Oops, I thought of dgrozev's approach but didn't see a way to complete the solution. Anyways, I think this inductive solution works:

This is easier: Let $G$ be a simple planar graph. For a vertex $v$, denote $\deg^{\omega}(v)$ as its out-degree. Given an embedding of $G$, choose a face of $G$, and let any vertex on that edge be special. Let $S(G)$ be the set of special vertices. We show by induction on $|G|$ that $\deg^{\omega}_{v\in G}(v)\leq 3$ and $\deg^{\omega}_{v\in S(G)}(v) \leq 2$. Clearly, there exists some special vertex $v$ adjacent to at most two other special vertices. Let $G'$ be the subgraph of $G$ formed by removing $v$, and setting as its special vertices the union of the remaining special vertices of $G$ and the neighbors of $v$. By the induction hypothesis, we can orient $G'$ in such a way that $\deg^{\omega}_{v \in G'}(v)\leq 3$ and $\deg^{\omega}_{v \in S(G')}(v) \leq 2$. Now we orient the edges $(v,x)$ between $v$ and its neighbors. If $x \in S$, orient $\overrightarrow{vx}$; otherwise, orient $\overrightarrow{xv}$. This produces the desired orientation, and we are done by induction.

It is well known that every planar graph is a subset of a triangulation,from which we have that it has at most $3n-6$ edges.Now,we create a bipartitate graph $F$ beetwen edges and vertices.In one group we have vertices that represent edges and in the other group we have $3$ identical groups of vertices which represent vertices of $G$.An edge is connected with vertex i edge contains that vertex.We have to find a perfect matching that includes all egdes.From here,we procced via Hall's theorem.Assume that it doesn't.Then,we have a set of $k$ edges which cover at most $[k/3]$ vertices,but this means that we have a set of $m$ vertices which has at least $3m$ edges,which is a contradiction.

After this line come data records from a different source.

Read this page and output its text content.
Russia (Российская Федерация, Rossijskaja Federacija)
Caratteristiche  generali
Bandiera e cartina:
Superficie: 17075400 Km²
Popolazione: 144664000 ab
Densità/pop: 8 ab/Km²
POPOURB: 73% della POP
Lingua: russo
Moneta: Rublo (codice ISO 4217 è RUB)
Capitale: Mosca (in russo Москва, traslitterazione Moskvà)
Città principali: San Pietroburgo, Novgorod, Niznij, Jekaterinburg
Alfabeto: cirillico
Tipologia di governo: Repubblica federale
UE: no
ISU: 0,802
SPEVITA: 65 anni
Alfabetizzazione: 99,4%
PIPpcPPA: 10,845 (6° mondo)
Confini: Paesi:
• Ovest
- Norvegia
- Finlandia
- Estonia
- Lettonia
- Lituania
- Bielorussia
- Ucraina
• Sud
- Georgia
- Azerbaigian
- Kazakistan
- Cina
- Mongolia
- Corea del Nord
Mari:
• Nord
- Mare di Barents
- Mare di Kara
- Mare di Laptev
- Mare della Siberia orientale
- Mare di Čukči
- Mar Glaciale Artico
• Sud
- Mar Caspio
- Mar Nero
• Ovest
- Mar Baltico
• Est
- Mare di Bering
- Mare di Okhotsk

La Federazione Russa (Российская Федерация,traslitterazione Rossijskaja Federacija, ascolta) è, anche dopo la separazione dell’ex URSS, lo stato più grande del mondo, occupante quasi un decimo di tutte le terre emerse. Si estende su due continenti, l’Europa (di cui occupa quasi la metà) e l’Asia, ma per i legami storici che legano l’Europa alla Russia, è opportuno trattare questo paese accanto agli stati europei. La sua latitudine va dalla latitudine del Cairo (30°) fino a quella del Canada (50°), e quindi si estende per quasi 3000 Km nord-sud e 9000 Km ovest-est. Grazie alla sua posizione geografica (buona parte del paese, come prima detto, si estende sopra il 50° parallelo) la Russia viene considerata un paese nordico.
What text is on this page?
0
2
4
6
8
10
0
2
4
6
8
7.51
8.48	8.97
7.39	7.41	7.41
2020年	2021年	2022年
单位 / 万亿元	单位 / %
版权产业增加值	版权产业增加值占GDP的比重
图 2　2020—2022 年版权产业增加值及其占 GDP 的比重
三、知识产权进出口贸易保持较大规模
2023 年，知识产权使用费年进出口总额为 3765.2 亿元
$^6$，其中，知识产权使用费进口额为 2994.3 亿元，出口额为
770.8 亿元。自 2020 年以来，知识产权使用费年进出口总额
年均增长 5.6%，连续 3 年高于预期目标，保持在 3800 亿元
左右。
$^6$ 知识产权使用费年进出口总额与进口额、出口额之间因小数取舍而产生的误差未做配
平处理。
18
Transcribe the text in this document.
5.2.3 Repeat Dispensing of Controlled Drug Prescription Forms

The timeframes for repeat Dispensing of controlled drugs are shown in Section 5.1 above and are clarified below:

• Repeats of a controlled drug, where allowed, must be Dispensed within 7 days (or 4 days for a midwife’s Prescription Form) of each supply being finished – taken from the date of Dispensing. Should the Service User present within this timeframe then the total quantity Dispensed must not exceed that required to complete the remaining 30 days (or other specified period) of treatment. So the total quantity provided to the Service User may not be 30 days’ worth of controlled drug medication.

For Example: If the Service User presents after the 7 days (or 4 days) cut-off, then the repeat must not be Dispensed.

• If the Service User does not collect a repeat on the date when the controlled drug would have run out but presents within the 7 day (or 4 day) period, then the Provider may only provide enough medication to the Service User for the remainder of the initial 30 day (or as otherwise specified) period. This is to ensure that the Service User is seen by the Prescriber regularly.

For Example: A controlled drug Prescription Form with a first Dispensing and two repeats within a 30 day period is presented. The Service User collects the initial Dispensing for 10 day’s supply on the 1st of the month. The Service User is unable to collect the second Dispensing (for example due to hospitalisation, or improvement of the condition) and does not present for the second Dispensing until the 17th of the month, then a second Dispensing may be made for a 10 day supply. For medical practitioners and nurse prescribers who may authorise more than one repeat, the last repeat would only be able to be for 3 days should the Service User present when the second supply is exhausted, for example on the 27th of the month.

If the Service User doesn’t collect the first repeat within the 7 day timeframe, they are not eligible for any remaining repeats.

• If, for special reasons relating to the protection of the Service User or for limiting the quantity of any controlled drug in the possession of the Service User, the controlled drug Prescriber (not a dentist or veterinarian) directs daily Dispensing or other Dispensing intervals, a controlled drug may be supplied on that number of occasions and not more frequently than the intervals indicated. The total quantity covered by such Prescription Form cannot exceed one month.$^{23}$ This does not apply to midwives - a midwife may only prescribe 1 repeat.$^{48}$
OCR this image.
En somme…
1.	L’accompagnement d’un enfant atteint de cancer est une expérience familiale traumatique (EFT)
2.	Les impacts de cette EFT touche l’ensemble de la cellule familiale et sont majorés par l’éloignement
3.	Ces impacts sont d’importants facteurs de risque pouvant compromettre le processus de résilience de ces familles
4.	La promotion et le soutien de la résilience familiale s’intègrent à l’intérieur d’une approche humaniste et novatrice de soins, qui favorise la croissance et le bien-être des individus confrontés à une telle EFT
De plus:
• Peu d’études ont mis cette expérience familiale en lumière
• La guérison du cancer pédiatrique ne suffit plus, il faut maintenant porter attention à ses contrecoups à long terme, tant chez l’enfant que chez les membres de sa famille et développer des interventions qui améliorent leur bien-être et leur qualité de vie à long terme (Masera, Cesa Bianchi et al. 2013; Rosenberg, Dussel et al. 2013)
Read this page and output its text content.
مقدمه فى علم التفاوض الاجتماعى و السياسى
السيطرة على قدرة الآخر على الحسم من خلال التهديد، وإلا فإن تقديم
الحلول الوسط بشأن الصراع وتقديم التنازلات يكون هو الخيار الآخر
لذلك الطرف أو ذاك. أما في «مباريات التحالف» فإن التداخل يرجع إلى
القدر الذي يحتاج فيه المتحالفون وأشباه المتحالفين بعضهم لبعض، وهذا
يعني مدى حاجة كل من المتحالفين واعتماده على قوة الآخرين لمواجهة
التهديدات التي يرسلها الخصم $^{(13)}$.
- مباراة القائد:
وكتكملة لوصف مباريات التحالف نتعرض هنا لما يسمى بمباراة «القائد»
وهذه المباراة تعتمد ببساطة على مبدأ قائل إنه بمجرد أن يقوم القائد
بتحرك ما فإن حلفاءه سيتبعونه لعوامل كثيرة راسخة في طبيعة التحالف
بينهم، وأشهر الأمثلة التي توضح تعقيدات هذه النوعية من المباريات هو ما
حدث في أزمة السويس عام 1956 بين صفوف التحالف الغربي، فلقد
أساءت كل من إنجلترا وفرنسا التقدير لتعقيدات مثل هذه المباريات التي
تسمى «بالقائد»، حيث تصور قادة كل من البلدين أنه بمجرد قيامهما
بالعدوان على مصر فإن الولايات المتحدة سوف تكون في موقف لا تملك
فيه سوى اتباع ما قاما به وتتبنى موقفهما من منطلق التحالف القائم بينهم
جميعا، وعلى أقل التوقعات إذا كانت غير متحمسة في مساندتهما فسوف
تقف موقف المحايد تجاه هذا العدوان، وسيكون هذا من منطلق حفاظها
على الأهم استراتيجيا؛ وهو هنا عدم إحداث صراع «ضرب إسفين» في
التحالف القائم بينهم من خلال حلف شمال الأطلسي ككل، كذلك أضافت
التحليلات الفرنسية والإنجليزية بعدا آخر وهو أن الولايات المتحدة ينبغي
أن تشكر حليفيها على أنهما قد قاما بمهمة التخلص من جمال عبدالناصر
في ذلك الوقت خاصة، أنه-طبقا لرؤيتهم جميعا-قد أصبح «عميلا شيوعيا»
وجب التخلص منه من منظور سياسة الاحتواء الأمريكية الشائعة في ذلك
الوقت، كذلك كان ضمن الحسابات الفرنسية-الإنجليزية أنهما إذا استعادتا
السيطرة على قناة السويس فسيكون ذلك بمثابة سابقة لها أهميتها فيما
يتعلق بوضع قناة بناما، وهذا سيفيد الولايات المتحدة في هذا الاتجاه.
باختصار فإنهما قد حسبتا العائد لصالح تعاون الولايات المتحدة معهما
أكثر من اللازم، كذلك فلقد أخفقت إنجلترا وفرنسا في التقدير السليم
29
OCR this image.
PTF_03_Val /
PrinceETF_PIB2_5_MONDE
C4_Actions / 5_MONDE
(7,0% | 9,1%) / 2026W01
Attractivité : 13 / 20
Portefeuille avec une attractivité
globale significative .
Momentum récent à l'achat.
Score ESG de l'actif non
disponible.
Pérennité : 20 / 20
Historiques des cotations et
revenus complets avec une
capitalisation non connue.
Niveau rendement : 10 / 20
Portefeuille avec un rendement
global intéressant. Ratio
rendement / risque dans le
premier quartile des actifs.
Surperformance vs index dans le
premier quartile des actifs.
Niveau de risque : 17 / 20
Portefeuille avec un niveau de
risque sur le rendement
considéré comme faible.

We can use the following hammer (Nash-Williams theorem). https://en.wikipedia.org/wiki/Nash-Williams_theorem It says that if every subset $S \subseteq V(G)$ contains at most $c(|S|-1)$ edges, then we can partition the edges of a graph into $c$ forests. As we know that any subset $S$ of vertices contains at most $3|S|-6$ edges, a planar graph can be partitioned into $3$ forests. For each tree in the forest, pick an arbitrary root and direct all edges in the tree towards the root. Clearly, this construction causes all vertices to have outdegree at most $3$.